Why C-Suite is (and/or should be) Interested in "Needed Profits"?

Two of the most important reasons for an evaluation of “needed profits” by the C-Suite are (1) knowing the lender’s mindset and (2) framing an appropriate sense of urgency for the C-Suite. 

#1. Why do C-Suites wait for lenders to blow the whistle before the C-Suite will take, for example, the consolidation of delivery routes seriously? An evaluation of needed profits by the C-Suite is the best forecast of its lender’s mindset over time. It is only a matter of time before the solid company burns up its solvency and/or liquidity if profit deficits are chronic. The lender’s grip will grow as solvency and liquidity diminish.

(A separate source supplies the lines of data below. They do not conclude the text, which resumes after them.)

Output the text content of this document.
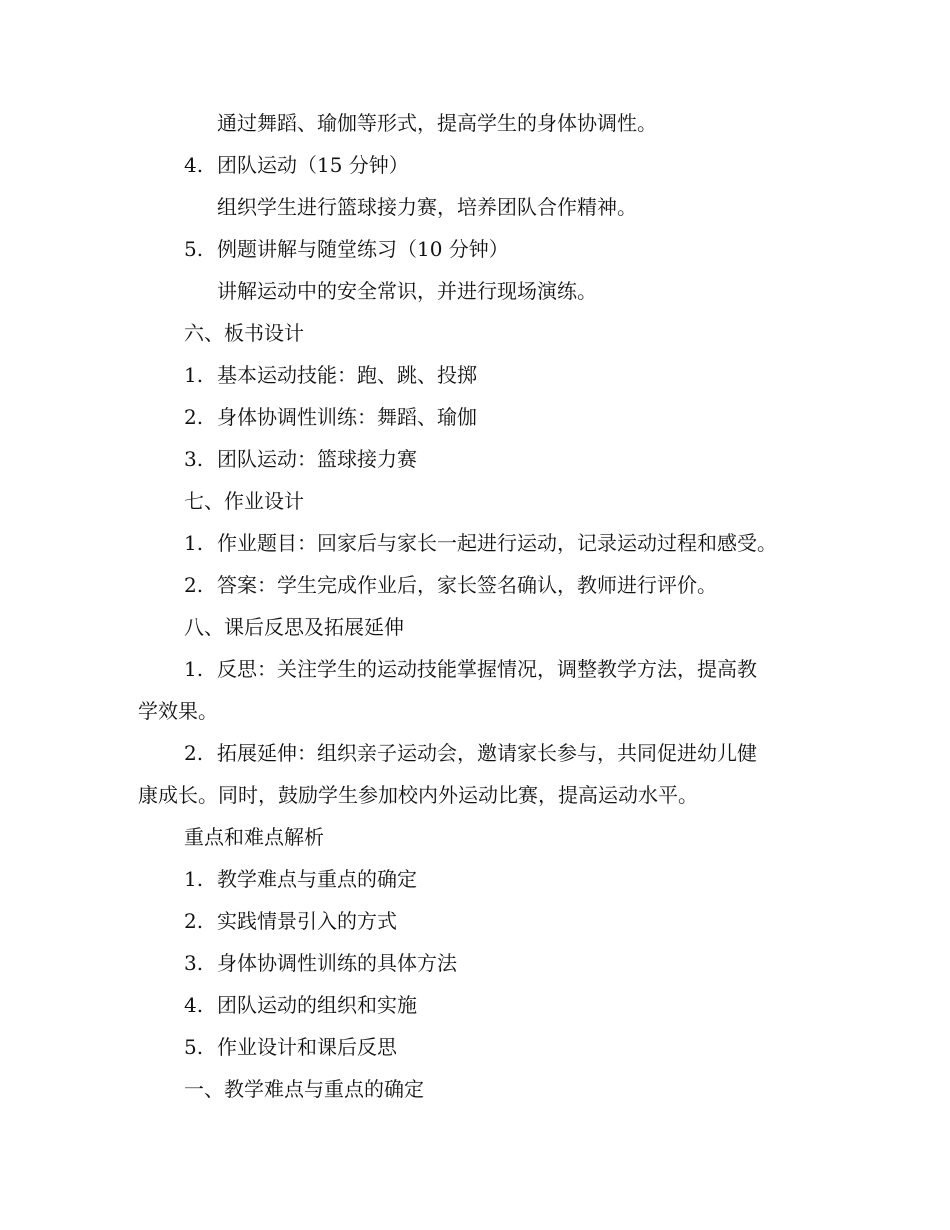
通过舞蹈、瑜伽等形式，提高学生的身体协调性。
4. 团队运动（15 分钟）
组织学生进行篮球接力赛，培养团队合作精神。
5. 例题讲解与随堂练习（10 分钟）
讲解运动中的安全常识，并进行现场演练。
六、板书设计
1. 基本运动技能：跑、跳、投掷
2. 身体协调性训练：舞蹈、瑜伽
3. 团队运动：篮球接力赛
七、作业设计
1. 作业题目：回家后与家长一起进行运动，记录运动过程和感受。
2. 答案：学生完成作业后，家长签名确认，教师进行评价。
八、课后反思及拓展延伸
1. 反思：关注学生的运动技能掌握情况，调整教学方法，提高教
学效果。
2. 拓展延伸：组织亲子运动会，邀请家长参与，共同促进幼儿健
康成长。同时，鼓励学生参加校内外运动比赛，提高运动水平。
重点和难点解析
1. 教学难点与重点的确定
2. 实践情景引入的方式
3. 身体协调性训练的具体方法
4. 团队运动的组织和实施
5. 作业设计和课后反思
一、教学难点与重点的确定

If the C-Suite is willing to act then – when the lender’s grip has grown in strength – then it is also in the C-Suite’s interest to act much earlier before the lender’s grip has strengthened. It is difficult to understand the seeming desire of some C-Suites to resist change until the lender’s grip is potentially fatal for the C-Suite, most particularly the CEO.

Important: The C-Suite should not delude itself into thinking that its lender is OK with the C-Suite generating a third of needed profits just because the lender is not blowing the whistle. A little bit of profit could stave off the development of an aggressive lender attitude toward the C-Suite. The C-Suite should still see evidence of discomfort in lender correspondence to C-Suite (importantly, including correspondence addressed to the board of directors), but the lender’s aggressiveness may be passive until small profits turn into losses. The point, again, is that the C-Suite must avoid deluding itself. 

#2. How do C-Suites come to work each day without a thorough appreciation of the organization’s “needed profits”? Another benefit of regularly evaluating “needed profits” is to help frame the sense of urgency the C-Suite should have toward the company’s business model. A high service focus at the expense of economies of scale may not be sustainable. A business model requiring twice the number of delivery units, for example, compared to industry benchmarks cannot generate needed profits to sustain the business. If the C-Suite is not serious about bridging the distance between the profits it has and the profits it needs, the worry then falls directly on the shoulders of the Board of Directors.